Kayyum bize de gelir mi ? | Cemre Abrek

19 Ağustos sabahı Diyarbakır, Mardin ve Van’da yapılan kayyum darbesi sonrası yaşanan gelişmeler sıcaklığını koruyor. Kayyum darbe midir, kayyumla devlet ne yapmaya çalışıyor, devletin anlattığı güvenliğin esasında belediyelerin yeri ne ve en çok konuşulan biçimiyle bugün Diyarbakır’a dur demezsek sıra yarın güç bela alınan İstanbul, Ankara, İzmir CHP belediyelerine gelir mi? Yahut diğer taraftan soracak olursak kayyuma bu nedenden mi karşı çıkmak gerekir? Yaşanandan öte bu sorulara dair sayısız yorum ve tepki üretildi. Aslına bakacak olursak faşizmin muradıyla tepkilerin farklılığı arasındaki yelpaze yine iktidarın hareket alanının açaçak bir çok yanılma ve esnekliği de beraberinde getiriyor.

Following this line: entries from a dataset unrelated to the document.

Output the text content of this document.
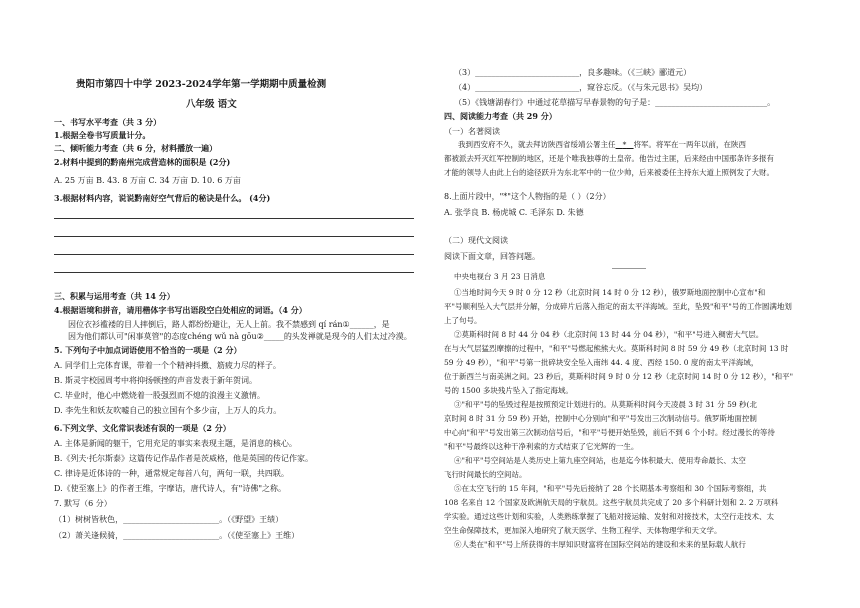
贵阳市第四十中学 2023-2024学年第一学期期中质量检测
八年级 语文
一、书写水平考查（共 3 分）
1.根据全卷书写质量计分。
二、倾听能力考查（共 6 分，材料播放一遍）
2.材料中提到的黔南州完成营造林的面积是 (2分)
A. 25 万亩 B. 43. 8 万亩 C. 34 万亩 D. 10. 6 万亩
3.根据材料内容，说说黔南好空气背后的秘诀是什么。 (4分)
三、积累与运用考查（共 14 分）
4.根据语境和拼音，请用楷体字书写出语段空白处相应的词语。（4 分）
因位衣衫褴褛的目人摔倒后，路人都纷纷避让，无人上前。我不禁感到 qí rán①______，是
因为他们都认可"闲事莫管"的态度chéng wǔ nà gōu②_____的头发禅就是现今的人们太过冷漠。
5. 下列句子中加点词语使用不恰当的一项是（2 分）
A. 同学们上完体育课，带着一个个精神抖擞、筋疲力尽的样子。
B. 斯灵宇校园周考中将抑扬顿挫的声音发表于新年贺词。
C. 毕业时，他心中燃烧着一股强烈而不熄的浪漫主义激情。
D. 李先生和妖友吹嘘自己的独立国有个多少亩，上万人的兵力。
6.下列文学、文化常识表述有误的一项是（2 分）
A. 主体是新闻的躯干，它用充足的事实来表现主题，是消息的核心。
B.《列夫·托尔斯泰》这篇传记作品作者是茨威格，他是英国的传记作家。
C. 律诗是近体诗的一种，通常规定每首八句，两句一联，共四联。
D.《使至塞上》的作者王维，字摩诘，唐代诗人，有"诗佛"之称。
7. 默写（6 分）
（1）树树皆秋色，________________________。（《野望》王绩）
（2）萧关逢候骑，________________________。（《使至塞上》王维）
（3）__________________________，良多趣味。（《三峡》郦道元）
（4）__________________________，窥谷忘反。（《与朱元思书》吴均）
（5）《钱塘湖春行》中通过花草描写早春景物的句子是：____________________________。
四、阅读能力考查（共 29 分）
（一）名著阅读
我到西安府不久，就去拜访陕西省绥靖公署主任 * 将军。将军在一两年以前，在陕西
都被派去歼灭红军控制的地区，还是个唯我独尊的土皇帝。他告过主匪，后来经由中国那条许多报有
才能的领导人由此上台的途径跃升为东北军中的一位少帅，后来被委任主持东大道上照例发了大财。
8.上面片段中，"*"这个人物指的是（ ）（2分）
A. 张学良 B. 杨虎城 C. 毛泽东 D. 朱德
（二）现代文阅读
阅读下面文章，回答问题。
中央电视台 3 月 23 日消息
①当地时间今天 9 时 0 分 12 秒（北京时间 14 时 0 分 12 秒），俄罗斯地面控制中心宣布"和
平"号顺利坠入大气层并分解，分成碎片后落入指定的南太平洋海域。至此，坠毁"和平"号的工作圆满地划
上了句号。
②莫斯科时间 8 时 44 分 04 秒（北京时间 13 时 44 分 04 秒），"和平"号进入稠密大气层。
在与大气层猛烈摩擦的过程中，"和平"号燃起熊熊大火。莫斯科时间 8 时 59 分 49 秒（北京时间 13 时
59 分 49 秒），"和平"号第一批碎块安全坠入南纬 44. 4 度、西经 150. 0 度的南太平洋海域，
位于新西兰与南美洲之间。23 秒后，莫斯科时间 9 时 0 分 12 秒（北京时间 14 时 0 分 12 秒），"和平"
号的 1500 多块残片坠入了指定海域。
③"和平"号的坠毁过程是按照预定计划进行的。从莫斯科时间今天凌晨 3 时 31 分 59 秒(北
京时间 8 时 31 分 59 秒) 开始，控制中心分别向"和平"号发出三次制动信号。俄罗斯地面控制
中心向"和平"号发出第三次制动信号后，"和平"号便开始坠毁，前后不到 6 个小时。经过漫长的等待
"和平"号最终以这种干净利索的方式结束了它光辉的一生。
④"和平"号空间站是人类历史上第九座空间站，也是迄今体积最大、使用寿命最长、太空
飞行时间最长的空间站。
⑤在太空飞行的 15 年间，"和平"号先后接纳了 28 个长期基本考察组和 30 个国际考察组，共
108 名来自 12 个国家及欧洲航天局的宇航员。这些宇航员共完成了 20 多个科研计划和 2. 2 万项科
学实验。通过这些计划和实验，人类熟练掌握了飞船对接运输、发射和对接技术，太空行走技术、太
空生命保障技术，更加深入地研究了航天医学、生物工程学、天体物理学和天文学。
⑥人类在"和平"号上所获得的丰厚知识财富将在国际空间站的建设和未来的星际载人航行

Söze tersten başlayacak olursak, ”Gönlünüz rahat olsun” faşizmin sözcüleri ve bakanlarının da dediği gibi İstanbul, Ankara ve İzmir gibi iller için böyle bir darbe söz konusu değil. Öncelikler yanılmaların önüne geçmek için ifade edelim, kastım faşizm süresince hiçbir zaman, böyle bir durumun yaşanmayacağıyla alakalı değil. Faşizm koşullarından bahsediyorsak böyle bir durumun gerçekleşme ihtimali elbetteki var. Anlatmak istediğim kayyumlara itirazın esasını, güncel olarak buraya indirgeyenlere güncel olarak böyle bir tehlikenin var olamadığını açıklamak. Nedenini irdeleyecek olursak, faşizmin bugün var olan kriziyle sınırlandıramayacağımız bir tarih okumasını da eklememiz gerekir. Konumuz gereği meseleyi bugünden analiz etmemiz daha uygun olacak. Kayyum meselesini devletin hemen hemen her sıkıştığında arkasına sığındığı ve kendi krizini perdelediği ”PKK’yle mücadelenin bir uzantısı” olarak sınırlandırmamak gerekiyor. Türkiye Cumhuriyeti’nin kuruluşundan çok kısa bir süre sonra var ettiği başat sorunu olan Kürt illerine ve halkına dayattığı yok etme çabasının evrilmiş hali olarak baktığımızda bugün yapılmaya çalışılanın ne olduğu daha net ortaya çıkıyor. Aslında vakt-i zamanında seçilmiş Kürt mebuslar nasıl TBMM’den darp edilerek atıldıysa bugün seçilmiş belediye başkanlarının yerine de aynı devlet aklıyla kayyum atanıyor. Özetle meseleyi yorumlarken, bunun devletin sömürgesine yönelik bir saldırı biçimi olduğunu unutmamak gerekiyor.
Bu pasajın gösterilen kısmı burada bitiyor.